In all honesty, this might be a very rough series for a lot of people to watch. It deals with some heavy issues -those mentioned above but also issues of physical & emotional abuse from parents & the inability to connect with others.
I think it might have had a touch more impact if you got more development from Ruuko & Tama, since they are the central partnership.
Tama is pretty annoying, because she talks in such a childish way with a bit of a grating voice -always demanding that Ruuko finds other Selectors to battle & repeating things said to her like a mentally damaged parrot. It is hand-waved away that Tama is both special & empty, symbolised by her white colour & ability to level up more quickly than other LRIGs. Yet Tama knows nothing about being a LRIG or the rules of the Selector Battles, so it’s left to Hanayo to explain everything for Tama, Ruuko & the audience.
Unfortunately, like the series as a whole, Ruuko’s development is also terse.

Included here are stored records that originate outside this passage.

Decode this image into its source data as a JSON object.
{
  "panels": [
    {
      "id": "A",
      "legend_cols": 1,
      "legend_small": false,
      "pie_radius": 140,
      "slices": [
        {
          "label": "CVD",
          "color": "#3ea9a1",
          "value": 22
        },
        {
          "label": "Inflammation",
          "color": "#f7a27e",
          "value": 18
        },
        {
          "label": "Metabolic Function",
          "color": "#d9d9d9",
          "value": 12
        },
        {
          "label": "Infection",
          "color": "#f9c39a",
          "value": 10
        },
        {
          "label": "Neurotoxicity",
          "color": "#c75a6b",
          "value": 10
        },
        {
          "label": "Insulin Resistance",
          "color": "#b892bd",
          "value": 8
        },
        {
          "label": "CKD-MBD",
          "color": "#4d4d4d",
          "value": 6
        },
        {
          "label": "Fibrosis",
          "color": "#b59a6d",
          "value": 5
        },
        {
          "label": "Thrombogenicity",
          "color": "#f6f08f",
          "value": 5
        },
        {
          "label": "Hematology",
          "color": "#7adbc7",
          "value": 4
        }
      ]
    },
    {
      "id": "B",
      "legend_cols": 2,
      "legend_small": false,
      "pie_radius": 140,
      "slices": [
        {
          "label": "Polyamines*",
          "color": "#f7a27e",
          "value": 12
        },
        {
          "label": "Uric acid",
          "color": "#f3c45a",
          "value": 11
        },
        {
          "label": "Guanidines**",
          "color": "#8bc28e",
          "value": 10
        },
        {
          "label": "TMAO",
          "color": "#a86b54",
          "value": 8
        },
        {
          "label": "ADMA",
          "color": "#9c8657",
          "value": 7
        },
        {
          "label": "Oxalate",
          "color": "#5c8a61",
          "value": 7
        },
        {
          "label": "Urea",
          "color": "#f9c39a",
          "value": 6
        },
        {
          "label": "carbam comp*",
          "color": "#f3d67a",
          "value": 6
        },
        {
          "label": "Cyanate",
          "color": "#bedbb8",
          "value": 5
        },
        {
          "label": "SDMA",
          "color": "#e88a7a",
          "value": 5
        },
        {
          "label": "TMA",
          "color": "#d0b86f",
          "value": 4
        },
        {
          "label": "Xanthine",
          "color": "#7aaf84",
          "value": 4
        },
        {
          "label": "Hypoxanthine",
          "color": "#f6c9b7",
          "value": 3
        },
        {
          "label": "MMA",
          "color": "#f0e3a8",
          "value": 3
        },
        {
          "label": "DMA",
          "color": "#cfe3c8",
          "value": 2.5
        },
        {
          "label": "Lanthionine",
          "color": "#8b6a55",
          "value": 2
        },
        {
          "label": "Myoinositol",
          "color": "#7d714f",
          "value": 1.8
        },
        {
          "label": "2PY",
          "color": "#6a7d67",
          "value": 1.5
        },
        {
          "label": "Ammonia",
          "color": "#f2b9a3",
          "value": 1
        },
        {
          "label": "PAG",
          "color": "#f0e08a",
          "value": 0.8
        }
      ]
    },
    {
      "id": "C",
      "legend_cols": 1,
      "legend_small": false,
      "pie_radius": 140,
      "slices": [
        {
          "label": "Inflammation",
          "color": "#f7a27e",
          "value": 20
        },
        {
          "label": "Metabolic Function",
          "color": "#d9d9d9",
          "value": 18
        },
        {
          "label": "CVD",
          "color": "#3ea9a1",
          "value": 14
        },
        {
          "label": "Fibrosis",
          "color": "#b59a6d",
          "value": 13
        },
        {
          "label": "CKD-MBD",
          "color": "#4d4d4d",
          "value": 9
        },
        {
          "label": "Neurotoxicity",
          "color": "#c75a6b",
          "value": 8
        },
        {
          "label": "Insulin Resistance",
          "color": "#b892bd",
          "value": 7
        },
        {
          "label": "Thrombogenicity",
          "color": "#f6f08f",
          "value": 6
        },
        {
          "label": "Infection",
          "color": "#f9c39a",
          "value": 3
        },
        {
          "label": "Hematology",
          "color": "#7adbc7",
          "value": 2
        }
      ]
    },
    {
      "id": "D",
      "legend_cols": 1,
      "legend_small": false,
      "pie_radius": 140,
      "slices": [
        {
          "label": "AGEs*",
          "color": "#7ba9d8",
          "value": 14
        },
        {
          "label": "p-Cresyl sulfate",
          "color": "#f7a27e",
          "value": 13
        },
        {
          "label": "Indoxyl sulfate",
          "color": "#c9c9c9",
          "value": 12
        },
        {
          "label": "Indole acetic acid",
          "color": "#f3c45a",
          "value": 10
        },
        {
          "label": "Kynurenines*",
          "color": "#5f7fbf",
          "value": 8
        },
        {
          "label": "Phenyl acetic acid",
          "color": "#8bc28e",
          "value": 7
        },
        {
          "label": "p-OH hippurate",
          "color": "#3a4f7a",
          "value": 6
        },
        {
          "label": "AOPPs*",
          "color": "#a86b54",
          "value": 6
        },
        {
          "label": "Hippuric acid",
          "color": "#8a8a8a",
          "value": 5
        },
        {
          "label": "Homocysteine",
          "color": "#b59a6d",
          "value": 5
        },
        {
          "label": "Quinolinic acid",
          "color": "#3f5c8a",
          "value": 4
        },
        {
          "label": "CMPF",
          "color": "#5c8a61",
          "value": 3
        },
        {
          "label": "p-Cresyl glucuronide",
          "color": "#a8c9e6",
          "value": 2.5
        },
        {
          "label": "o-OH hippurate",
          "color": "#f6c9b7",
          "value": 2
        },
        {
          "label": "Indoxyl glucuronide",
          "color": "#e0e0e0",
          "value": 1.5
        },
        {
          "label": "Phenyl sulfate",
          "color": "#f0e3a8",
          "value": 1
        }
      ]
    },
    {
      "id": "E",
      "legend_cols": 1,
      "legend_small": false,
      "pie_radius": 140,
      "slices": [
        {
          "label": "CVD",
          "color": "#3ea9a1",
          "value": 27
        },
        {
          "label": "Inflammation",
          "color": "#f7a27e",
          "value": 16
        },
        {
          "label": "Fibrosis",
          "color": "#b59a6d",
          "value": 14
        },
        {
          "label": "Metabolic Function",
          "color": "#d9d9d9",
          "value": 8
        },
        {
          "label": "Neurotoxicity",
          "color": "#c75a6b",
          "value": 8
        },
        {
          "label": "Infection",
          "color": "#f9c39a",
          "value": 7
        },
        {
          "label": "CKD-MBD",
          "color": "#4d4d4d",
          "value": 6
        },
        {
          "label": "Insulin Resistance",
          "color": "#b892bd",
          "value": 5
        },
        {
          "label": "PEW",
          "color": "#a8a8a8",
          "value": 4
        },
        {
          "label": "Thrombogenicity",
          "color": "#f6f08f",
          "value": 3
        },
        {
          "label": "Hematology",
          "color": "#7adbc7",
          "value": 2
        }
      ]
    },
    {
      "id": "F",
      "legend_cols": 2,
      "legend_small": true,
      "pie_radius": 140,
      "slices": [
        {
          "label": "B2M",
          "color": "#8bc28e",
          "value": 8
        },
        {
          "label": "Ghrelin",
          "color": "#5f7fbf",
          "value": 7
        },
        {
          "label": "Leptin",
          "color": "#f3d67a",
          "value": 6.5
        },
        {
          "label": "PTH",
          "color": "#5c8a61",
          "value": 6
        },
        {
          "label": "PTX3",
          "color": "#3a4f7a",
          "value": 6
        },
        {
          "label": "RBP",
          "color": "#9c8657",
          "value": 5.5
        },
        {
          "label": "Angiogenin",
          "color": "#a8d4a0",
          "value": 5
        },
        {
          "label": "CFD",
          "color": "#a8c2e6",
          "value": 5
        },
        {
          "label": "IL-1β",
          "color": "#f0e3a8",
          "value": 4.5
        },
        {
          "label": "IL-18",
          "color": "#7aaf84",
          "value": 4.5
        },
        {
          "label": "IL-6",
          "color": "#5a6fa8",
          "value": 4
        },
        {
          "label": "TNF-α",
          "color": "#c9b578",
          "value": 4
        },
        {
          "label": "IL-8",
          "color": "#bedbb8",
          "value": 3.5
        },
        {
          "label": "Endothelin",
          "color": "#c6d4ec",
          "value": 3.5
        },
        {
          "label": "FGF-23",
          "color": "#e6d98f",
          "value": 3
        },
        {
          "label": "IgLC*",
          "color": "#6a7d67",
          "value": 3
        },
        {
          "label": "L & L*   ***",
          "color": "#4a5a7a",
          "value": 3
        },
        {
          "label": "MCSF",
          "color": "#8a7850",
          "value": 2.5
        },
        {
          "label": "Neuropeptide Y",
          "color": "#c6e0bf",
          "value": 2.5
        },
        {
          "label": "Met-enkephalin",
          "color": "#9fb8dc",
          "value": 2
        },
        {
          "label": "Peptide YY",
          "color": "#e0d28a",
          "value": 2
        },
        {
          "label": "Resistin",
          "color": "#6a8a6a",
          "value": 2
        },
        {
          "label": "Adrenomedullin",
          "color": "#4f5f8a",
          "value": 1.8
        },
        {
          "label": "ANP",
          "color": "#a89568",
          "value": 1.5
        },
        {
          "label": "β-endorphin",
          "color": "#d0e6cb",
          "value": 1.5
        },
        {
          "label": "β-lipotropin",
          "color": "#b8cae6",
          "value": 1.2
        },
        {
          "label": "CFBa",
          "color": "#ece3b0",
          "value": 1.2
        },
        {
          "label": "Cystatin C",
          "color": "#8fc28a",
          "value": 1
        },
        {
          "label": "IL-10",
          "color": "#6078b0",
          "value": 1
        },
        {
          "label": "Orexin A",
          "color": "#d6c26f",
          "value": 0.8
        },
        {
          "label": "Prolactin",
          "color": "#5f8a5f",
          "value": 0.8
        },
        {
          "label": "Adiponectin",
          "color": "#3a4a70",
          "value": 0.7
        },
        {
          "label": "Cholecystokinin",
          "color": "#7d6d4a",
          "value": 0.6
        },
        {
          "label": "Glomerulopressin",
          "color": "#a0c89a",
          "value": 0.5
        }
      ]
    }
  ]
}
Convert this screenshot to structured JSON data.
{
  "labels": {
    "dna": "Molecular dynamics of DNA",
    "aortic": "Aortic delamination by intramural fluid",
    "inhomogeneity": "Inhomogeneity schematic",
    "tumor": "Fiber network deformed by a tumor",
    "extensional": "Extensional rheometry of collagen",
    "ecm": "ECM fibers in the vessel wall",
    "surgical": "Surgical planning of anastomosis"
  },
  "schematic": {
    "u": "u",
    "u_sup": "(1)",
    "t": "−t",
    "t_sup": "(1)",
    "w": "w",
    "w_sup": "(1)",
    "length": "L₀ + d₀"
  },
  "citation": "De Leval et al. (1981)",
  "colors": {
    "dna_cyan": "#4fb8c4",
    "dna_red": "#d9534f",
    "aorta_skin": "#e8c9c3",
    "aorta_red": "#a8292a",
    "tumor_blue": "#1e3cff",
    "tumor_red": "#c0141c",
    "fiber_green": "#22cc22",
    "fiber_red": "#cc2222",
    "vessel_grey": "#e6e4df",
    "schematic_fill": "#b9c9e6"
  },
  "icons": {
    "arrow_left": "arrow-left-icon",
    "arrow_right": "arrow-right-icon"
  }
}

She speaks in an immature manner (calling herself Ruu in the 3rd person, an affectation that Tama also does) & you are told that she has had past trauma with her mother abandoning her but you don’t get a full sense of why & how in this series. Ruuko is also shown to be obsessed with battle, coming alive much in a fashion like Iona does, but she’s always chastising herself for lacking a wish to have -believing that she has no right to battle since its pointless if she wins because it will achieve nothing. She also falls quickly to despair upon learning all the truths of the Selector Battles yet, like an addict, keeps coming back to them, willing to sacrifice herself to save her friends.
She isn’t a bad character over all; just too thinly render. Which is common across all of the cast, unfortunately. You get more time with Yuzuki’s backstory than any other but I really wanted to know why Akira was so insane, driven to destroy Iona, & why Iona herself is willing to destroy her own life just to be able to find the perfect Selector to use her in battle (which is Ruuko since she believes Ruuko is the perfect embodiment of battle).
Still, even with all the darkness & heaviness, this is a series that I would recommend to those looking for something that goes against many current media trends (unfortunately not the ones about abusing &/or torturing young female characters). I really want to see the 2nd series because I genuinely want to see what happens to the characters as well as the truths behind the Selectors & LRIGs.
Also, there is a lack of hypersexualisation within the series. There is still sexualisation (mainly around the designs of the LRIGs) but not to an offensive or grating level. I would still have preferred to have seen more explanation of the game itself (since it is a marketing tool after all) but the story does honestly hold up on itself own without being tied to an existing merchandising product. It might be stronger if it wasn’t a branded entity but if you can look past the product tie-ins & narrative terseness, you might be intrigued by what you see.